Sur le débat de fond, j’ai trouvé la présentation d’A. Wenger très peu chiffrée en détail, c’est une présentation de direction, pour prendre la température et ne pas prendre le bouillon, comme le projet de Super League a pu recevoir comme accueil, un pion avancé pour tester ?
Hors évènement estival, on circule avec environ 72 matches possibles par an en France depuis 20 ans, et c’est assez stable, contre 65 dans les années 90. Il n’y a pas eu une si terrible évolution (et on ne peut pas dire que les clubs français brillent régulièrement jusqu’au bout des compétitions européennes...) : 48 dates domestiques pour les européens, une Ligue des Champions qui a varié de 11 matches dans les années 90 à 13 en passant par 17, et les matches des bleus qui se sont stabilisés à 11 en moyenne (contre 7 jusqu’en 93). La Coupe de la Ligue a eu le bon goût de disparaitre récemment.
Mais on ne met pas assez l’accent sur l’intensité, qui n’est plus la même qu’il y a 10 ou 15 ans, qui est plus l’évolution de ces 20 dernières années que le nombre de matches lui-même.
Le regroupement sur des fenêtres internationales a eu l’avantage de supprimer le perlage qu’on avait auparavant, avec 7 ou 8 dates possibles dans l’année (janvier, février, fin avril, août et décembre ont définitivement disparu).
# Le 26 septembre 2021 à 18:33, par Coeur Bleu En réponse à : Les débats de la rédaction : vers une Coupe du monde tous les deux ans ?

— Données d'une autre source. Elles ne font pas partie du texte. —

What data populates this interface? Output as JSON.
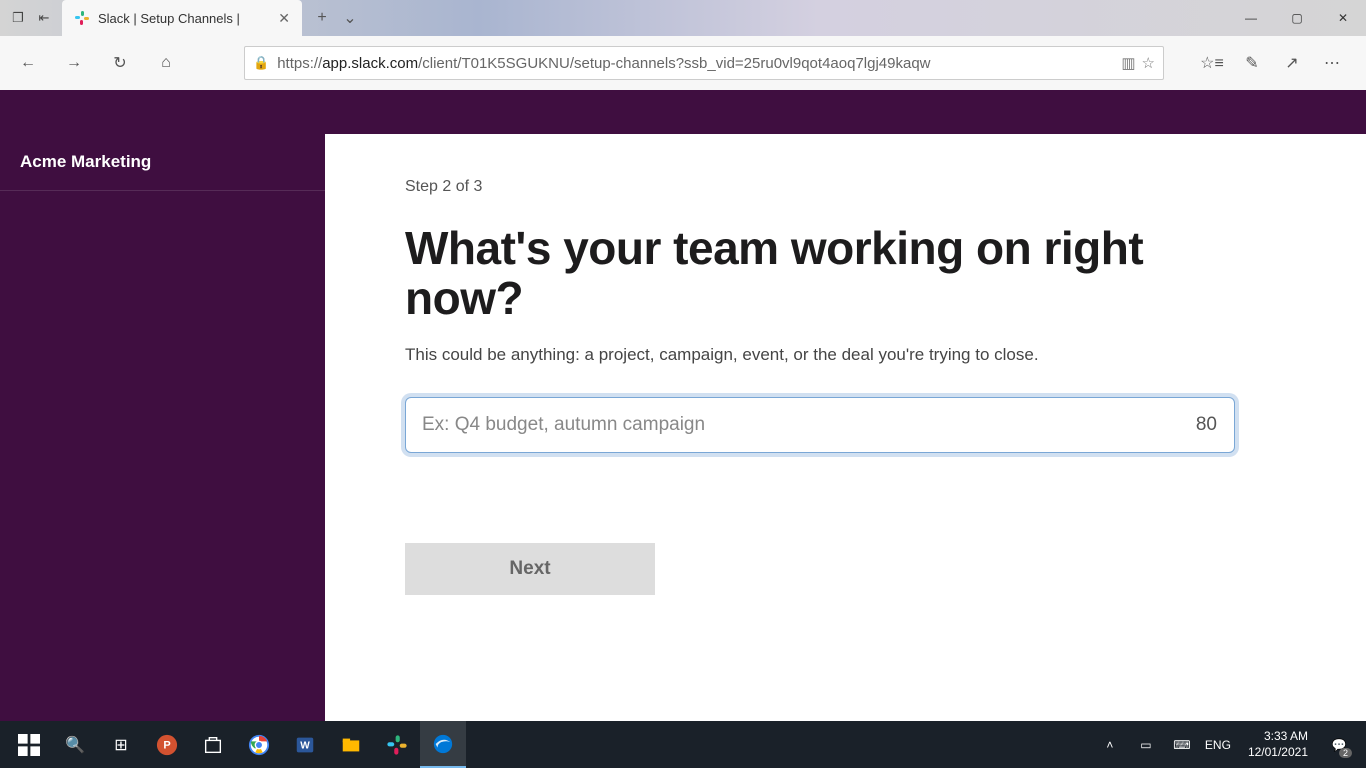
{
  "browser": {
    "tab_title": "Slack | Setup Channels |",
    "url_prefix": "https://",
    "url_host": "app.slack.com",
    "url_path": "/client/T01K5SGUKNU/setup-channels?ssb_vid=25ru0vl9qot4aoq7lgj49kaqw"
  },
  "slack": {
    "workspace_name": "Acme Marketing",
    "step_label": "Step 2 of 3",
    "heading": "What's your team working on right now?",
    "subtext": "This could be anything: a project, campaign, event, or the deal you're trying to close.",
    "input_placeholder": "Ex: Q4 budget, autumn campaign",
    "input_value": "",
    "char_limit": "80",
    "next_label": "Next"
  },
  "taskbar": {
    "lang": "ENG",
    "time": "3:33 AM",
    "date": "12/01/2021",
    "notif_count": "2"
  }
}
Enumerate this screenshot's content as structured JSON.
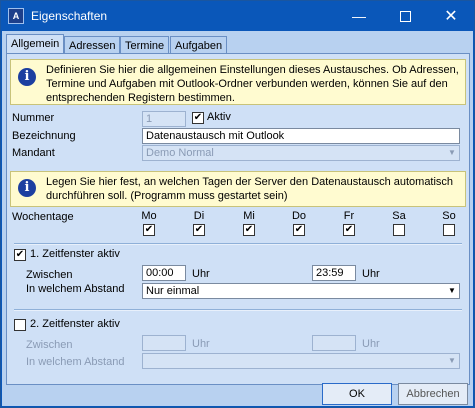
{
  "window": {
    "title": "Eigenschaften",
    "app_icon_letter": "A"
  },
  "tabs": [
    {
      "label": "Allgemein"
    },
    {
      "label": "Adressen"
    },
    {
      "label": "Termine"
    },
    {
      "label": "Aufgaben"
    }
  ],
  "info1": {
    "text": "Definieren Sie hier die allgemeinen Einstellungen dieses Austausches. Ob Adressen, Termine und Aufgaben mit Outlook-Ordner verbunden werden, können Sie auf den entsprechenden Registern bestimmen."
  },
  "form": {
    "nummer_label": "Nummer",
    "nummer_value": "1",
    "aktiv_label": "Aktiv",
    "aktiv_checked": true,
    "bezeichnung_label": "Bezeichnung",
    "bezeichnung_value": "Datenaustausch mit Outlook",
    "mandant_label": "Mandant",
    "mandant_value": "Demo Normal"
  },
  "info2": {
    "text": "Legen Sie hier fest, an welchen Tagen der Server den Datenaustausch automatisch durchführen soll. (Programm muss gestartet sein)"
  },
  "wochentage": {
    "label": "Wochentage",
    "days": [
      {
        "name": "Mo",
        "checked": true
      },
      {
        "name": "Di",
        "checked": true
      },
      {
        "name": "Mi",
        "checked": true
      },
      {
        "name": "Do",
        "checked": true
      },
      {
        "name": "Fr",
        "checked": true
      },
      {
        "name": "Sa",
        "checked": false
      },
      {
        "name": "So",
        "checked": false
      }
    ]
  },
  "zeitfenster1": {
    "label": "1. Zeitfenster aktiv",
    "checked": true,
    "zwischen_label": "Zwischen",
    "from": "00:00",
    "to": "23:59",
    "uhr": "Uhr",
    "abstand_label": "In welchem Abstand",
    "abstand_value": "Nur einmal"
  },
  "zeitfenster2": {
    "label": "2. Zeitfenster aktiv",
    "checked": false,
    "zwischen_label": "Zwischen",
    "from": "",
    "to": "",
    "uhr": "Uhr",
    "abstand_label": "In welchem Abstand",
    "abstand_value": ""
  },
  "buttons": {
    "ok": "OK",
    "cancel": "Abbrechen"
  },
  "icons": {
    "minimize": "minimize-icon",
    "maximize": "maximize-icon",
    "close": "close-icon",
    "info": "info-icon",
    "dropdown": "chevron-down-icon",
    "check": "checkmark-icon"
  }
}
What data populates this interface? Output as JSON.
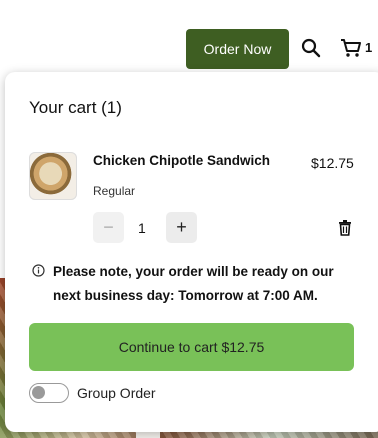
{
  "header": {
    "order_now_label": "Order Now",
    "cart_count": "1"
  },
  "cart": {
    "title": "Your cart (1)",
    "item": {
      "name": "Chicken Chipotle Sandwich",
      "price": "$12.75",
      "variant": "Regular",
      "quantity": "1",
      "minus_symbol": "−",
      "plus_symbol": "+"
    },
    "notice": "Please note, your order will be ready on our next business day: Tomorrow at 7:00 AM.",
    "continue_label": "Continue to cart $12.75",
    "group_order_label": "Group Order",
    "group_order_enabled": false
  },
  "icons": [
    "search-icon",
    "cart-icon",
    "trash-icon",
    "info-icon"
  ],
  "colors": {
    "order_now_bg": "#3e5e22",
    "continue_bg": "#79c158"
  }
}
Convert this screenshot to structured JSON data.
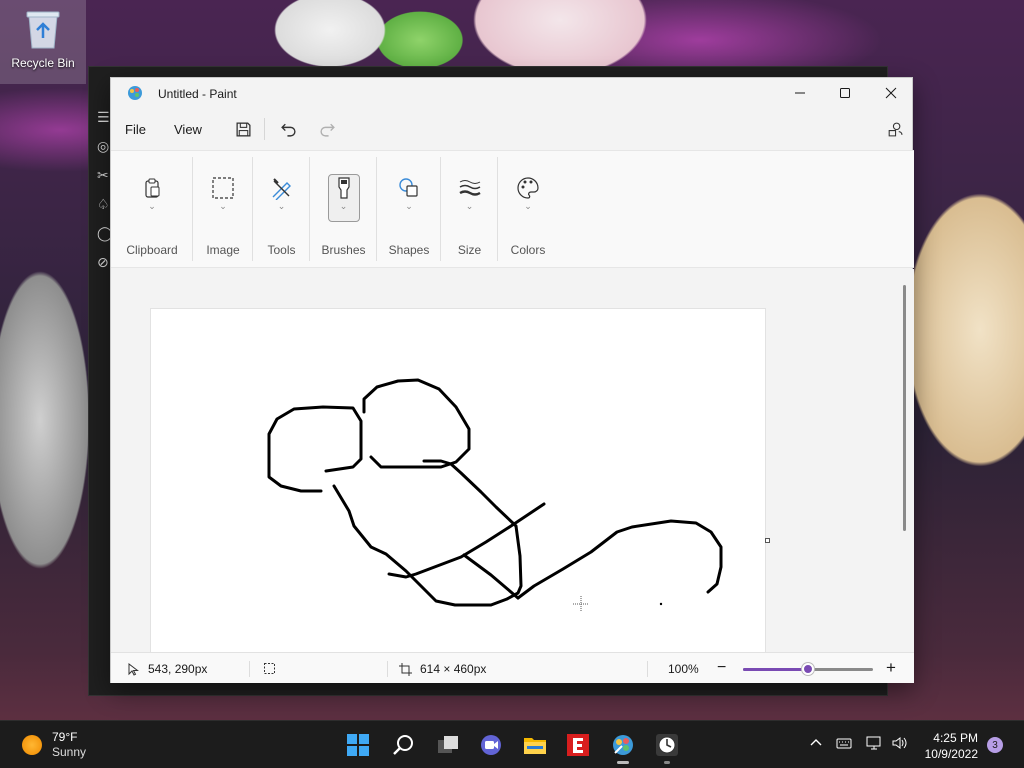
{
  "desktop": {
    "recycle_bin_label": "Recycle Bin"
  },
  "window": {
    "title": "Untitled - Paint",
    "menu": {
      "file": "File",
      "view": "View"
    }
  },
  "ribbon": {
    "groups": [
      "Clipboard",
      "Image",
      "Tools",
      "Brushes",
      "Shapes",
      "Size",
      "Colors"
    ]
  },
  "statusbar": {
    "cursor_position": "543, 290px",
    "canvas_size": "614 × 460px",
    "zoom": "100%",
    "zoom_level": 1.0
  },
  "taskbar": {
    "weather": {
      "temp": "79°F",
      "condition": "Sunny"
    },
    "time": "4:25 PM",
    "date": "10/9/2022",
    "notification_count": "3"
  },
  "colors": {
    "accent": "#7a4bb3",
    "taskbar": "#1c1c1c",
    "canvas": "#ffffff"
  }
}
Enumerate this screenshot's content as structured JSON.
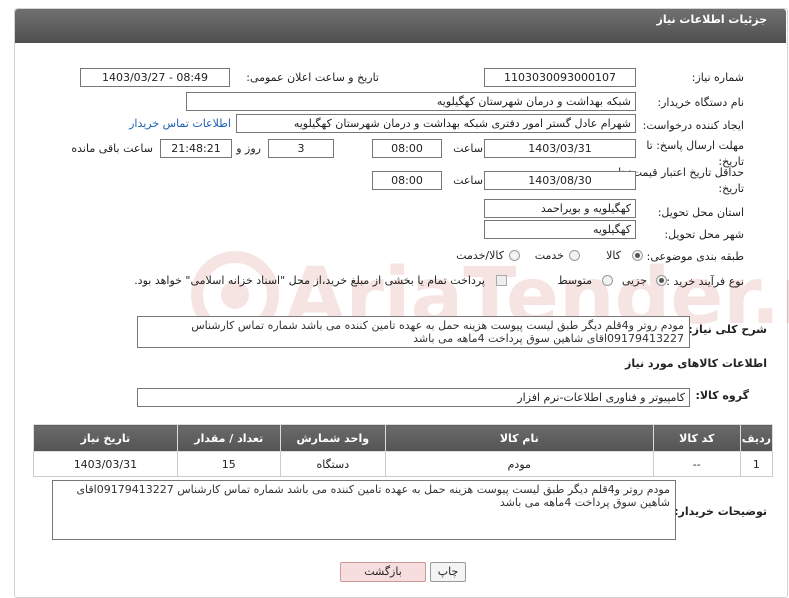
{
  "header": {
    "title": "جزئیات اطلاعات نیاز"
  },
  "form": {
    "need_number": {
      "label": "شماره نیاز:",
      "value": "1103030093000107"
    },
    "announce_datetime": {
      "label": "تاریخ و ساعت اعلان عمومی:",
      "value": "1403/03/27 - 08:49"
    },
    "buyer_org": {
      "label": "نام دستگاه خریدار:",
      "value": "شبکه بهداشت و درمان شهرستان کهگیلویه"
    },
    "requester": {
      "label": "ایجاد کننده درخواست:",
      "value": "شهرام عادل گستر امور دفتری شبکه بهداشت و درمان شهرستان کهگیلویه",
      "contact_link": "اطلاعات تماس خریدار"
    },
    "reply_deadline": {
      "label": "مهلت ارسال پاسخ: تا تاریخ:",
      "date": "1403/03/31",
      "time_label": "ساعت",
      "time": "08:00",
      "days": "3",
      "days_label": "روز و",
      "remaining": "21:48:21",
      "remaining_label": "ساعت باقی مانده"
    },
    "price_validity": {
      "label": "حداقل تاریخ اعتبار قیمت: تا تاریخ:",
      "date": "1403/08/30",
      "time_label": "ساعت",
      "time": "08:00"
    },
    "delivery_province": {
      "label": "استان محل تحویل:",
      "value": "کهگیلویه و بویراحمد"
    },
    "delivery_city": {
      "label": "شهر محل تحویل:",
      "value": "کهگیلویه"
    },
    "category": {
      "label": "طبقه بندی موضوعی:",
      "options": [
        "کالا",
        "خدمت",
        "کالا/خدمت"
      ],
      "selected": "کالا"
    },
    "process_type": {
      "label": "نوع فرآیند خرید :",
      "options": [
        "جزیی",
        "متوسط"
      ],
      "selected": "جزیی",
      "payment_text": "پرداخت تمام یا بخشی از مبلغ خرید،از محل \"اسناد خزانه اسلامی\" خواهد بود."
    },
    "general_desc": {
      "label": "شرح کلی نیاز:",
      "value": "مودم روتر  و4قلم دیگر طبق لیست پیوست هزینه حمل به عهده تامین کننده می باشد شماره تماس کارشناس 09179413227اقای شاهین سوق پرداخت 4ماهه می باشد"
    }
  },
  "goods": {
    "section_title": "اطلاعات کالاهای مورد نیاز",
    "group_label": "گروه کالا:",
    "group_value": "کامپیوتر و فناوری اطلاعات-نرم افزار",
    "columns": [
      "ردیف",
      "کد کالا",
      "نام کالا",
      "واحد شمارش",
      "تعداد / مقدار",
      "تاریخ نیاز"
    ],
    "rows": [
      {
        "index": "1",
        "code": "--",
        "name": "مودم",
        "unit": "دستگاه",
        "qty": "15",
        "date": "1403/03/31"
      }
    ]
  },
  "buyer_notes": {
    "label": "توضیحات خریدار:",
    "value": "مودم روتر  و4قلم دیگر طبق لیست پیوست هزینه حمل به عهده تامین کننده می باشد شماره تماس کارشناس 09179413227اقای شاهین سوق پرداخت 4ماهه می باشد"
  },
  "buttons": {
    "print": "چاپ",
    "back": "بازگشت"
  },
  "watermark": {
    "text": "AriaTender.neT"
  },
  "colors": {
    "header_bg": "#5a5a5a",
    "link": "#1a5fb4",
    "back_btn_bg": "#f6dede",
    "watermark": "#c0392b"
  }
}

La Coupe du Monde est effectivement un évènement précieux, et elle doit rester tous les 4 ans. Chaque confédération voudra conserver l’alternance avec sa compétition domestique, et donc avoir une compétition tous les étés nous désintéresserait.
À trop manger de gâteau, on est écœuré.
On peut d’ailleurs regretter le passage à 24 pour l’Euro, qui a perdu en charme, en perdant en compétitivité au 1er tour. Tout comme l’Euro est passé à 24, la Coupe du Monde passant à 48 risque aussi de perdre en intérêt.
# Le 26 septembre 2021 à 21:21, par Bruno Colombari En réponse à : Les débats de la rédaction : vers une Coupe du monde tous les deux ans ?
Tout à fait d’accord avec vous. 16 équipes pour l’Euro, 32 pour la Coupe du monde, le tout sur des intervalles de quatre ans, voilà des formats idéaux. J’irais même jusqu’à remplacer le premier tour par un huitième à l’Euro et un seizième à la CM, histoire de réduire le nombre de matchs et de donner de l’intérêt à chacun d’eux, mais peut-être faudrait-il trouver une alternative aux tirs au but qui risquent de se multiplier.